= Killing of Cesar Rene Arce =

American graffiti artist

Cesar Rene Arce (born 1976) was an American graffiti artist who was shot to death in Los Angeles in 1995 at age 18. A fellow tagger, David Hillo, was injured. The assailant, William Masters, was prosecuted on weapons charges and received three years probation. The case caused deep controversy in Los Angeles at the time, with both supporters and detractors of Masters' action.

==Shooting==
On January 31, 1995, Arce was writing graffiti under the Hollywood Freeway with a friend, David Hillo, 20. The pair were confronted by William Masters, a failed U.S. Marine and aspiring actor, allegedly acting as vigilante. Masters stopped his car to take down the license plate number of Arce's car. A confrontation ensued, with Arce producing a screwdriver. Although precise details of the confrontation are in dispute, it ended with Masters shooting Arce in the back, killing the teenager, and shooting Hilo in his backside, wounding him.

==Prosecution==
Masters was arrested on suspicion of murder following the shooting. He was released the next day without being charged. Masters was later prosecuted for misdemeanor weapons charges, but, based on his claim of self-defense, was never charged in Arce's death. He received a sentence of three years probation, as well as 30 days of community service removing graffiti.

==Aftermath and legacy==
The death of Arce, who was of Mexican heritage, stirred deep controversy within the Los Angeles community at the time. On February 10, a 100-person protest in front of the L.A. district attorney 's office called attention to the failure to file murder charges against Masters. Over time, Arce has become celebrated among supporters of graffiti artists.

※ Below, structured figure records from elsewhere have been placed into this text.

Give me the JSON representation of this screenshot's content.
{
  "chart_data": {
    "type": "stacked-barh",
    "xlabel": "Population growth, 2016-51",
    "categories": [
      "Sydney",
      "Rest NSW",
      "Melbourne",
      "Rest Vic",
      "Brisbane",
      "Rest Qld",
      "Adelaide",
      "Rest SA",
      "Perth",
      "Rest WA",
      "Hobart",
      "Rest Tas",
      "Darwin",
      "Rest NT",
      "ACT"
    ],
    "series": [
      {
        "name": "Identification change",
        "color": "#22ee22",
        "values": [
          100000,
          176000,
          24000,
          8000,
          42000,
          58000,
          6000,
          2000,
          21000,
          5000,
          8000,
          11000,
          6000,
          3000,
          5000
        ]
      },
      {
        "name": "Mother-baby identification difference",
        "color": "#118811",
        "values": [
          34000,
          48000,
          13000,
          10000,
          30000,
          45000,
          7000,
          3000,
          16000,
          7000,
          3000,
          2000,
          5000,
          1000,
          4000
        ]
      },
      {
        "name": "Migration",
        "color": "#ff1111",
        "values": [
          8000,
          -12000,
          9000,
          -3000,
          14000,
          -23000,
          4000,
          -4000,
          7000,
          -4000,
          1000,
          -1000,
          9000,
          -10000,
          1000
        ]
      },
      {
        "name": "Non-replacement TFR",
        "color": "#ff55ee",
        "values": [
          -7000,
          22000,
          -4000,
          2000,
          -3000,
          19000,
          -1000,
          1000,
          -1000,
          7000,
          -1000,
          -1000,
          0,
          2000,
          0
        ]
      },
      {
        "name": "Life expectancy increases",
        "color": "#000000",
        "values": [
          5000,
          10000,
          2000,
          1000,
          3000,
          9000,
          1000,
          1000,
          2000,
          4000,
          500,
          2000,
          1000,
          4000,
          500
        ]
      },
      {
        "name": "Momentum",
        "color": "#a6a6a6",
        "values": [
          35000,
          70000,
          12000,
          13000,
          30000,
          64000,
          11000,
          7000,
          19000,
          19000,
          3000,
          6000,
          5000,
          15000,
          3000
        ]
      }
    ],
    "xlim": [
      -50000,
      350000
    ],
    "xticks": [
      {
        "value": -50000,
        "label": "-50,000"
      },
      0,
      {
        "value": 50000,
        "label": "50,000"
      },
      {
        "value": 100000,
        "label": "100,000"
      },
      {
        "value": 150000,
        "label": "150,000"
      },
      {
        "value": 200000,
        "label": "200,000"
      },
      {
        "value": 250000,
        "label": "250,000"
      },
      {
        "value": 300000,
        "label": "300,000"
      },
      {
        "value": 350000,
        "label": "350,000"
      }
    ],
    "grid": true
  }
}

Some Los Angeles residents supported Masters' actions, calling him variously a "hero", a "do gooder", an "observant neighbor" and a "white knight". Local radio stations were flooded with calls supporting him.

The story of Arce's killing is referenced in Susan Phillips's book Wallbangin': Graffiti and Gangs in L.A. and Stefano Bloch's Going All City: Struggle and Survival in LA's Graffiti Subculture.